Have you ever loved someone wholly and wholeheartedly and hoped that you could spend the rest of your life with him, but only to find out in the end that it could never be because he broke your trust? You were aware of his past but he told you he has changed. You trusted him because you saw he did – for a time...until you’re starting to believe he could never change. I wanted to prove that ‘once a player is always a player’ doesn’t apply to every once-a-player-turned–straight. I refused to give up then, and may be there’s still this part of me that refuses to do so. Just a tiny-weenie bit of hope left.


For me, it’s very important that I could trust the man I would be with for the rest of my life. I really thought I could, but now I’m not so sure. I’m confused, mad, disappointed, annoyed, and most of all I feel betrayed. A vow has been broken. I’m not so sure if I could trust him again. How can you trust a man who tells you he loves you very much, yet he ‘plays’ with someone else behind your back? He tells you it was just nothing, that they were just friends? How lame can that excuse get?

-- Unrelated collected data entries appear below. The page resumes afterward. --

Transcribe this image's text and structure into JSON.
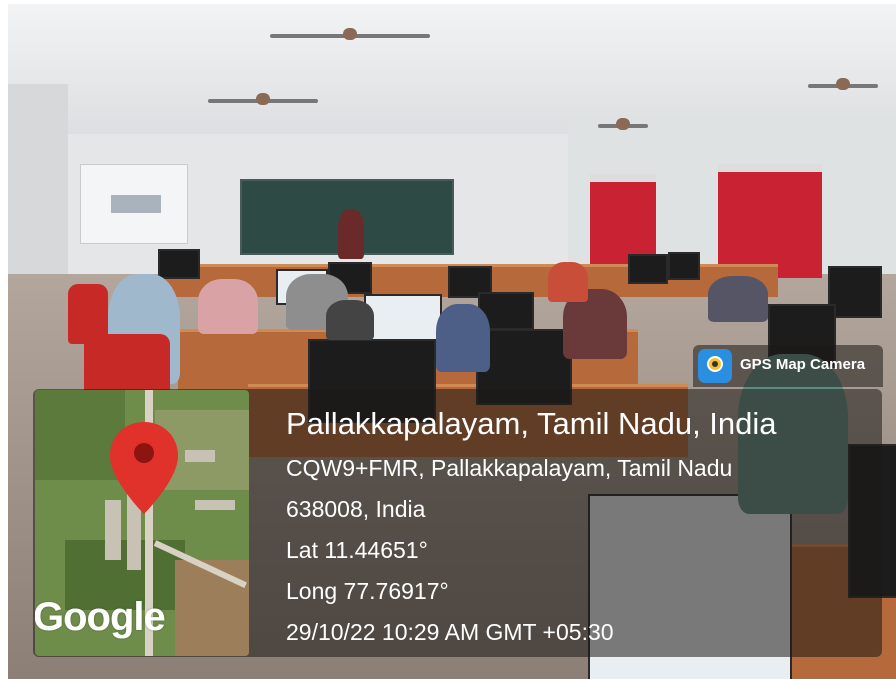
{
  "badge": {
    "label": "GPS Map Camera",
    "icon": "gps-map-camera-icon"
  },
  "location": {
    "title": "Pallakkapalayam, Tamil Nadu, India",
    "address_line1": "CQW9+FMR, Pallakkapalayam, Tamil Nadu",
    "address_line2": "638008, India",
    "latitude": "Lat 11.44651°",
    "longitude": "Long 77.76917°",
    "timestamp": "29/10/22 10:29 AM GMT +05:30"
  },
  "map": {
    "provider_logo": "Google",
    "pin_icon": "map-pin-icon",
    "pin_color": "#e0312b"
  },
  "colors": {
    "overlay": "#1e1916",
    "text": "#ffffff",
    "curtain": "#c82233",
    "desk": "#b6693a"
  }
}
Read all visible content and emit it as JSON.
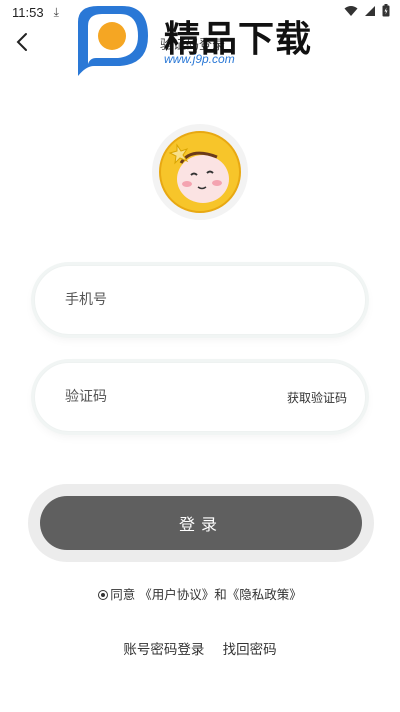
{
  "status_bar": {
    "time": "11:53",
    "download_glyph": "⤓"
  },
  "nav": {
    "title": "验证码登录"
  },
  "watermark": {
    "brand_text": "精品下载",
    "url": "www.j9p.com"
  },
  "form": {
    "phone_placeholder": "手机号",
    "code_placeholder": "验证码",
    "get_code_label": "获取验证码",
    "login_label": "登录"
  },
  "agreement": {
    "prefix": "同意",
    "user_agreement": "《用户协议》",
    "and": "和",
    "privacy_policy": "《隐私政策》"
  },
  "bottom_links": {
    "password_login": "账号密码登录",
    "recover_password": "找回密码"
  },
  "colors": {
    "login_button": "#5f5f5f",
    "watermark_blue": "#2a78d6",
    "watermark_orange": "#f5a623",
    "avatar_yellow": "#f7c52a"
  }
}
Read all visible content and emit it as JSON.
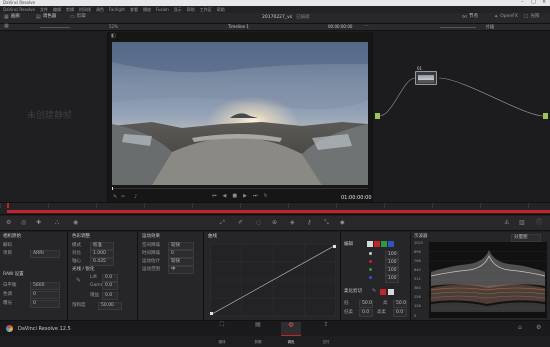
{
  "window": {
    "title": "DaVinci Resolve",
    "menu": [
      "DaVinci Resolve",
      "文件",
      "编辑",
      "剪辑",
      "时间线",
      "调色",
      "Fairlight",
      "查看",
      "播放",
      "Fusion",
      "显示",
      "帮助",
      "工作区",
      "帮助"
    ]
  },
  "topbar": {
    "left_tabs": [
      "画廊",
      "调色器",
      "剪辑"
    ],
    "project_title": "20170227_vs",
    "project_status": "已编辑",
    "right_tabs": [
      "节点",
      "OpenFX",
      "光照"
    ]
  },
  "viewer_bar": {
    "zoom": "52%",
    "timeline_name": "Timeline 1",
    "timecode_left": "00:00:00:00",
    "clip_label": "片段"
  },
  "gallery": {
    "empty_text": "未创建静帧"
  },
  "transport": {
    "timecode": "01:00:00:00"
  },
  "node": {
    "label": "01"
  },
  "panels": {
    "camera_raw": {
      "title": "相机原始",
      "decode_label": "解码",
      "rows": [
        {
          "label": "项目",
          "value": "ARRI"
        },
        {
          "label": "白平衡",
          "value": "5600"
        },
        {
          "label": "色调",
          "value": "0"
        },
        {
          "label": "曝光",
          "value": "0"
        }
      ],
      "section": "RAW 设置"
    },
    "color_wheels": {
      "title": "色彩调整",
      "rows": [
        {
          "label": "模式",
          "value": "校准"
        },
        {
          "label": "对比",
          "value": "1.000"
        },
        {
          "label": "轴心",
          "value": "0.435"
        },
        {
          "label": "饱和度",
          "value": "50.00"
        }
      ],
      "section": "光线 / 锐化",
      "lift": {
        "label": "Lift",
        "value": "0.0"
      },
      "gamma": {
        "label": "Gamma",
        "value": "0.0"
      },
      "gain": {
        "label": "增益",
        "value": "0.0"
      }
    },
    "motion": {
      "title": "运动效果",
      "rows": [
        {
          "label": "空间降噪",
          "value": "较快"
        },
        {
          "label": "时间降噪",
          "value": "0"
        },
        {
          "label": "运动估计",
          "value": "较快"
        },
        {
          "label": "运动范围",
          "value": "中"
        }
      ]
    },
    "curves": {
      "title": "曲线"
    },
    "curve_editor": {
      "edit_label": "编辑",
      "values": [
        "100",
        "100",
        "100",
        "100"
      ],
      "soft_clip_label": "柔化剪切",
      "low_label": "低",
      "low_value": "50.0",
      "high_label": "高",
      "high_value": "50.0",
      "low_soft_label": "低柔",
      "low_soft_value": "0.0",
      "high_soft_label": "高柔",
      "high_soft_value": "0.0"
    },
    "scopes": {
      "title": "示波器",
      "mode": "分量图",
      "scale": [
        "1023",
        "896",
        "768",
        "640",
        "512",
        "384",
        "256",
        "128",
        "0"
      ]
    }
  },
  "footer": {
    "app_name": "DaVinci Resolve 12.5",
    "pages": [
      "媒体",
      "剪辑",
      "调色",
      "交付"
    ]
  },
  "colors": {
    "accent_red": "#c0242e",
    "node_green": "#9ec35a",
    "panel_bg": "#28282a",
    "viewer_sky": "#8a9bb0"
  }
}
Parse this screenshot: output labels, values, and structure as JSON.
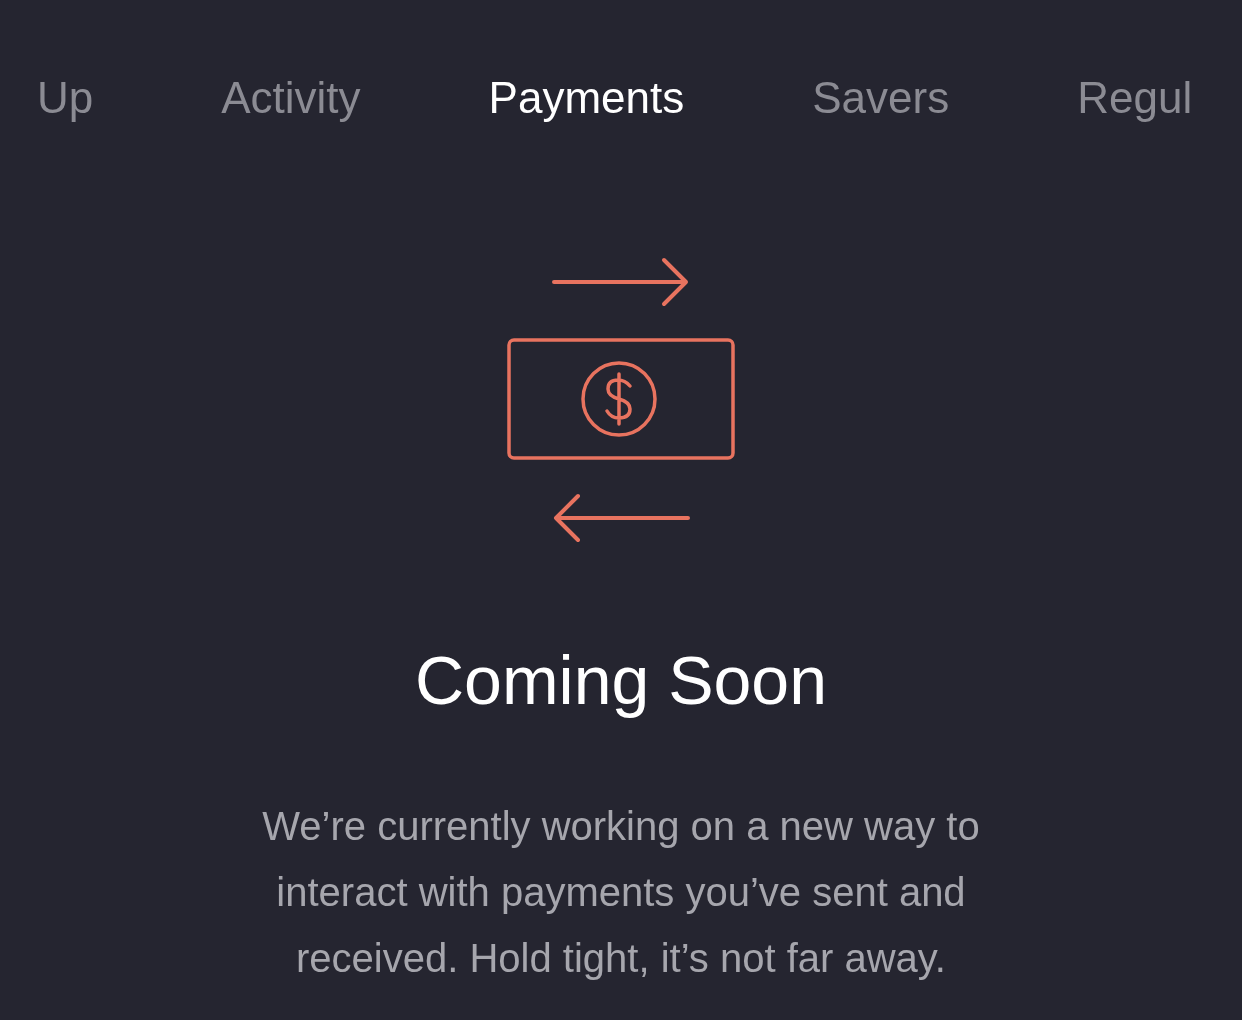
{
  "tabs": [
    {
      "label": "Up",
      "selected": false
    },
    {
      "label": "Activity",
      "selected": false
    },
    {
      "label": "Payments",
      "selected": true
    },
    {
      "label": "Savers",
      "selected": false
    },
    {
      "label": "Regul",
      "selected": false
    }
  ],
  "empty_state": {
    "title": "Coming Soon",
    "message": "We’re currently working on a new way to interact with payments you’ve sent and received. Hold tight, it’s not far away."
  }
}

The thing is, unlike the woman in the song who didn’t know the ‘other one,’ I know her...I sometimes see her. And I trusted him when he said they knew each other before and they were friends. Then, you catcha portion of a text conversation which tells you that something is going on. Yes, it hurts. It hurts very much. I need to give myself some time to think about this. The question that keeps on playing in the mind right now is, “can I ever trust him again?’